Muitas pessoas têm acordado no meio da noite, especialmente entre 3 e 4 da manhã, e isso tem gerado um aumento nas buscas online sobre o assunto. Especialistas, como a Dra. Ana Krieger, explicam que isso pode ser causado por estresse, ansiedade ou problemas de sono, como apneia e insônia. Para melhorar a qualidade do sono, é importante ter bons hábitos antes de dormir, como evitar o uso de celulares e realizar atividades relaxantes. Por outro lado, a nova tendência chamada “sleepmaxxing” tem levado muitos a se preocuparem excessivamente com a qualidade do sono, utilizando diversos produtos e tecnologias para otimizar essa experiência. Essa obsessão, chamada de ortosonia, pode causar mais ansiedade e atrapalhar o sono. Médicos alertam que muitos dispositivos que monitoram o sono não são precisos e que a preocupação excessiva pode ser prejudicial.

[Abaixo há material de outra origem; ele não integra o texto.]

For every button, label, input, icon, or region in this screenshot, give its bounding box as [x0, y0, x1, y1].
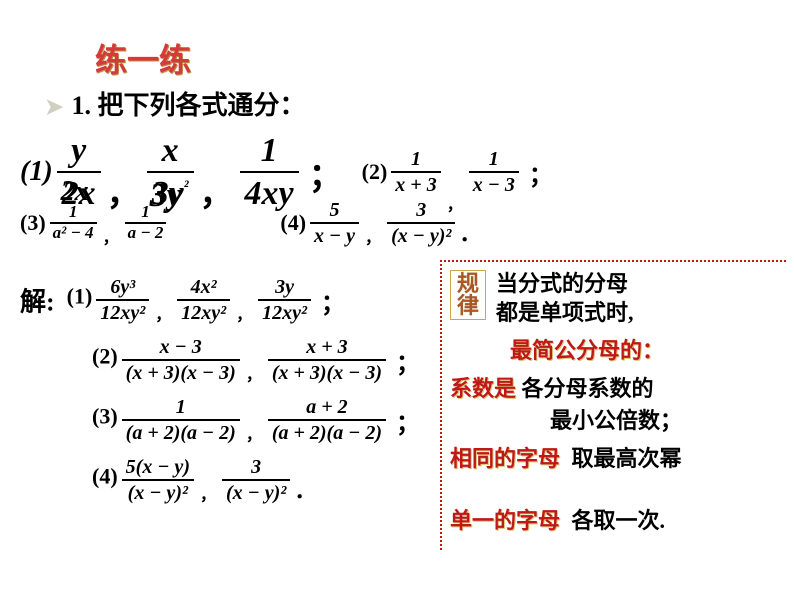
rules-heading: 最简公分母的： [450, 333, 786, 365]
s3-f2-bot: (a + 2)(a − 2) [268, 421, 386, 445]
problem-statement: ➤ 1. 把下列各式通分： [45, 85, 305, 122]
problem-text: 1. 把下列各式通分： [71, 91, 305, 120]
rules-intro-2: 都是单项式时, [496, 300, 634, 325]
comma: ， [246, 367, 262, 384]
q4-f2-bot: (x − y)² [387, 224, 455, 248]
s4-label: (4) [92, 464, 118, 489]
solution-3: (3) 1 (a + 2)(a − 2) ， a + 2 (a + 2)(a −… [92, 395, 420, 445]
q4-frac2: 3 (x − y)² [387, 198, 455, 248]
q3-frac1: 1 a² − 4 [50, 203, 97, 242]
s4-f1-top: 5(x − y) [122, 455, 194, 481]
semicolon: ； [396, 411, 420, 437]
period: ． [459, 221, 481, 246]
s3-frac2: a + 2 (a + 2)(a − 2) [268, 395, 386, 445]
s2-f1-bot: (x + 3)(x − 3) [122, 361, 240, 385]
s1-f2-top: 4x² [177, 275, 230, 301]
s2-f1-top: x − 3 [122, 335, 240, 361]
s3-f1-bot: (a + 2)(a − 2) [122, 421, 240, 445]
solution-1: 解: (1) 6y³ 12xy² ， 4x² 12xy² ， 3y 12xy² … [20, 275, 420, 325]
q3-label: (3) [20, 210, 46, 235]
solution-4: (4) 5(x − y) (x − y)² ， 3 (x − y)² ． [92, 455, 420, 505]
q1-f3-top: 1 [240, 130, 299, 173]
s1-f1-top: 6y³ [96, 275, 149, 301]
semicolon: ； [529, 163, 553, 189]
q2-frac1: 1 x + 3 [391, 147, 440, 197]
q3-f1-top: 1 [50, 203, 97, 224]
s4-f2-bot: (x − y)² [222, 481, 290, 505]
bullet-icon: ➤ [45, 94, 63, 120]
rule-3-val: 各取一次. [572, 508, 666, 533]
semicolon: ； [309, 158, 343, 195]
period: ． [294, 478, 316, 503]
s3-label: (3) [92, 404, 118, 429]
questions-row-2: (3) 1 a² − 4 ， 1 a − 2 (4) 5 x − y ， 3 (… [20, 198, 780, 248]
comma: ， [236, 307, 252, 324]
rule-3-key: 单一的字母 [450, 508, 560, 533]
jie-label: 解: [20, 288, 55, 317]
q2-f2-bot: x − 3 [469, 173, 519, 197]
q2-f1-bot: x + 3 [391, 173, 440, 197]
q2-f2-top: 1 [469, 147, 519, 173]
q4-f2-top: 3 [387, 198, 455, 224]
rule-1: 系数是 各分母系数的 最小公倍数； [450, 371, 786, 435]
rules-intro-1: 当分式的分母 [496, 271, 628, 296]
q2-frac2: 1 x − 3 [469, 147, 519, 197]
s2-f2-bot: (x + 3)(x − 3) [268, 361, 386, 385]
s4-f2-top: 3 [222, 455, 290, 481]
q1-f1-top: y [57, 130, 101, 173]
s3-f2-top: a + 2 [268, 395, 386, 421]
q4-label: (4) [280, 210, 306, 235]
q3-f1-bot: a² − 4 [50, 224, 97, 243]
rules-heading-text: 最简公分母的： [510, 338, 664, 363]
s1-frac1: 6y³ 12xy² [96, 275, 149, 325]
rules-box: 规律 当分式的分母 都是单项式时, 最简公分母的： 系数是 各分母系数的 最小公… [440, 260, 786, 550]
rule-2: 相同的字母 取最高次幂 [450, 441, 786, 473]
page-title: 练一练 [95, 35, 191, 81]
q4-frac1: 5 x − y [310, 198, 359, 248]
q3-frac2: 1 a − 2 [125, 203, 167, 242]
s4-f1-bot: (x − y)² [122, 481, 194, 505]
s4-frac2: 3 (x − y)² [222, 455, 290, 505]
rule-2-val: 取最高次幂 [572, 446, 682, 471]
rules-intro: 当分式的分母 都是单项式时, [496, 270, 776, 327]
rule-3: 单一的字母 各取一次. [450, 503, 786, 535]
solutions: 解: (1) 6y³ 12xy² ， 4x² 12xy² ， 3y 12xy² … [20, 275, 420, 515]
s1-f2-bot: 12xy² [177, 301, 230, 325]
semicolon: ； [321, 291, 345, 317]
q1-f2-top: x [147, 130, 194, 173]
semicolon: ； [396, 351, 420, 377]
s1-frac3: 3y 12xy² [258, 275, 311, 325]
rule-1-key: 系数是 [450, 376, 516, 401]
s2-frac2: x + 3 (x + 3)(x − 3) [268, 335, 386, 385]
comma: ， [200, 487, 216, 504]
q3-f2-top: 1 [125, 203, 167, 224]
q2-label: (2) [362, 159, 388, 184]
q4-f1-bot: x − y [310, 224, 359, 248]
s3-f1-top: 1 [122, 395, 240, 421]
s2-f2-top: x + 3 [268, 335, 386, 361]
solution-2: (2) x − 3 (x + 3)(x − 3) ， x + 3 (x + 3)… [92, 335, 420, 385]
s1-frac2: 4x² 12xy² [177, 275, 230, 325]
rule-1-val2: 最小公倍数； [550, 408, 682, 433]
rule-2-key: 相同的字母 [450, 446, 560, 471]
q3-f2-bot: a − 2 [125, 224, 167, 243]
rule-1-val1: 各分母系数的 [522, 376, 654, 401]
s2-label: (2) [92, 344, 118, 369]
s1-f1-bot: 12xy² [96, 301, 149, 325]
s1-f3-bot: 12xy² [258, 301, 311, 325]
q4-f1-top: 5 [310, 198, 359, 224]
q1-label: (1) [20, 156, 53, 187]
comma: ， [155, 307, 171, 324]
comma: ， [365, 230, 381, 247]
s2-frac1: x − 3 (x + 3)(x − 3) [122, 335, 240, 385]
s1-f3-top: 3y [258, 275, 311, 301]
s1-label: (1) [67, 284, 93, 309]
s4-frac1: 5(x − y) (x − y)² [122, 455, 194, 505]
q2-f1-top: 1 [391, 147, 440, 173]
comma: ， [103, 230, 119, 247]
comma: ， [246, 427, 262, 444]
rules-title: 规律 [450, 270, 486, 320]
s3-frac1: 1 (a + 2)(a − 2) [122, 395, 240, 445]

Apesar disso, a atenção ao sono também trouxe benefícios, como a divulgação de dicas úteis para melhorar a higiene do sono, como praticar exercícios e evitar telas antes de dormir.

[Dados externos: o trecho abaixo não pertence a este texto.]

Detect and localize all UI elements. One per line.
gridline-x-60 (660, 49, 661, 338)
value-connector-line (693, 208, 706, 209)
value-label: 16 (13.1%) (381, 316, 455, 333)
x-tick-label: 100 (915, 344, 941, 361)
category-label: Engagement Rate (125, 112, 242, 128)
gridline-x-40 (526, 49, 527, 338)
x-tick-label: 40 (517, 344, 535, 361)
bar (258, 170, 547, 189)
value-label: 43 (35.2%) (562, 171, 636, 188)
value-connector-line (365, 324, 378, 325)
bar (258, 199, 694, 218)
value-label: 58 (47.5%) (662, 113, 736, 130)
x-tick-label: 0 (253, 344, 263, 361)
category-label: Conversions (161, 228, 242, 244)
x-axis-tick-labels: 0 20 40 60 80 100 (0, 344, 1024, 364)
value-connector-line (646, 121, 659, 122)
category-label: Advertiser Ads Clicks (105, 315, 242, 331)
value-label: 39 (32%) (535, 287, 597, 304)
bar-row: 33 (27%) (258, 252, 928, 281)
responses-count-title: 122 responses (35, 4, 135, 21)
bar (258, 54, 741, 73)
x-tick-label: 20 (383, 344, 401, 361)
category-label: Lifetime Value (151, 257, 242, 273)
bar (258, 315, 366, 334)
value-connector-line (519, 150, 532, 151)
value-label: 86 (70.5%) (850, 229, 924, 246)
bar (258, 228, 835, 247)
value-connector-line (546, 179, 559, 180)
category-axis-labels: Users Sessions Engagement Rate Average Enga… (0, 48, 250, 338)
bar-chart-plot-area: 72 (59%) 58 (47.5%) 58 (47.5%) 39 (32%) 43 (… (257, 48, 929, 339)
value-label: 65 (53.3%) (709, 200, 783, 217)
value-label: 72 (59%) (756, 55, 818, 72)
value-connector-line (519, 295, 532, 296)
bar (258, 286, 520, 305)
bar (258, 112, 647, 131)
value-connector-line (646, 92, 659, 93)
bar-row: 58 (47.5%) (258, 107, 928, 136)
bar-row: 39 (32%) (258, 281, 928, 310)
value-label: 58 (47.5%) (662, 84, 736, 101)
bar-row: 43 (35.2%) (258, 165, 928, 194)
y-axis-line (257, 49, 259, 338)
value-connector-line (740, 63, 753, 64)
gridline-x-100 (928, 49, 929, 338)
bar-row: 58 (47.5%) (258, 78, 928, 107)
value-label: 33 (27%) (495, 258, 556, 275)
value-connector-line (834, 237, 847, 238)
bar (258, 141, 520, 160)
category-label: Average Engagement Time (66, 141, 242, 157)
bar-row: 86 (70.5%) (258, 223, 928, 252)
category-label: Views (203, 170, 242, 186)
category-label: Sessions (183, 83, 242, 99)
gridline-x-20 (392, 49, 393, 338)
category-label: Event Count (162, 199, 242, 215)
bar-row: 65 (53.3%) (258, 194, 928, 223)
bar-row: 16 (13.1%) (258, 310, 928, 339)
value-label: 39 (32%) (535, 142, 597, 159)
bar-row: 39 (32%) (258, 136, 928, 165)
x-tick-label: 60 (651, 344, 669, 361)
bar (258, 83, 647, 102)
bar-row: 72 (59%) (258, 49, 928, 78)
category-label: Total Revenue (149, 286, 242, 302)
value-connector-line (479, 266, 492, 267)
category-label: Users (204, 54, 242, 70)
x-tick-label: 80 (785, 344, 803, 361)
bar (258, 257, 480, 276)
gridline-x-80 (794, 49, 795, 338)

A crescente preocupação com a qualidade do sono tem gerado um aumento nas buscas online sobre distúrbios do sono, especialmente o fenômeno de acordar no meio da noite. Pesquisas no Google sobre “acordar às 3h” aumentaram, e vídeos no TikTok sobre o tema acumulam milhões de visualizações. Especialistas apontam que fatores como estresse e hábitos inadequados podem ser responsáveis por essas interrupções.
A médica Ana Krieger, diretora do Centro de Medicina do Sono da Weill Cornell Medicine, destaca que práticas de sono inadequadas podem levar a dificuldades em manter o sono. Ela recomenda que as pessoas evitem atividades estimulantes, como usar o celular ou acender luzes, ao acordar durante a noite. Em vez disso, sugere técnicas de relaxamento, como a respiração 4-7-8, para ajudar a voltar a dormir.
O fenômeno do sleepmaxxing
O conceito de “sleepmaxxing” tem ganhado popularidade, especialmente entre a geração Z. Essa prática envolve otimizar a rotina noturna com gadgets e produtos de beleza, mas pode resultar em ansiedade excessiva. A psicóloga Daniela Faertes alerta que essa obsessão, chamada de ortosonia, pode prejudicar o sono, transformando um ato natural em uma tarefa estressante.
A médica Maíra da Rocha, colaboradora do Laboratório do Sono da UniRio, observa que muitos pacientes se preocupam excessivamente com dados de sono fornecidos por dispositivos tecnológicos. Ela ressalta que muitos algoritmos não são precisos e que, frequentemente, o sono está reparador, mesmo que os números não indiquem isso.
Impactos da tecnologia e cuidados com a saúde
A indústria de produtos relacionados ao sono está em expansão, com um valor estimado em US$ 432 bilhões até 2024. Além disso, o uso de cremes noturnos tem se multiplicado, com marcas investindo em ciência do sono. O dermatologista Daniel Coimbra recomenda cuidados noturnos, mas alerta para o exagero nas rotinas, que podem causar irritações na pele.
Embora a atenção ao sono tenha aspectos positivos, como a divulgação de informações sobre higiene do sono, é importante manter um equilíbrio. A prática de exercícios, evitar telas antes de dormir e garantir um ambiente propício são hábitos que realmente fazem diferença na qualidade do sono.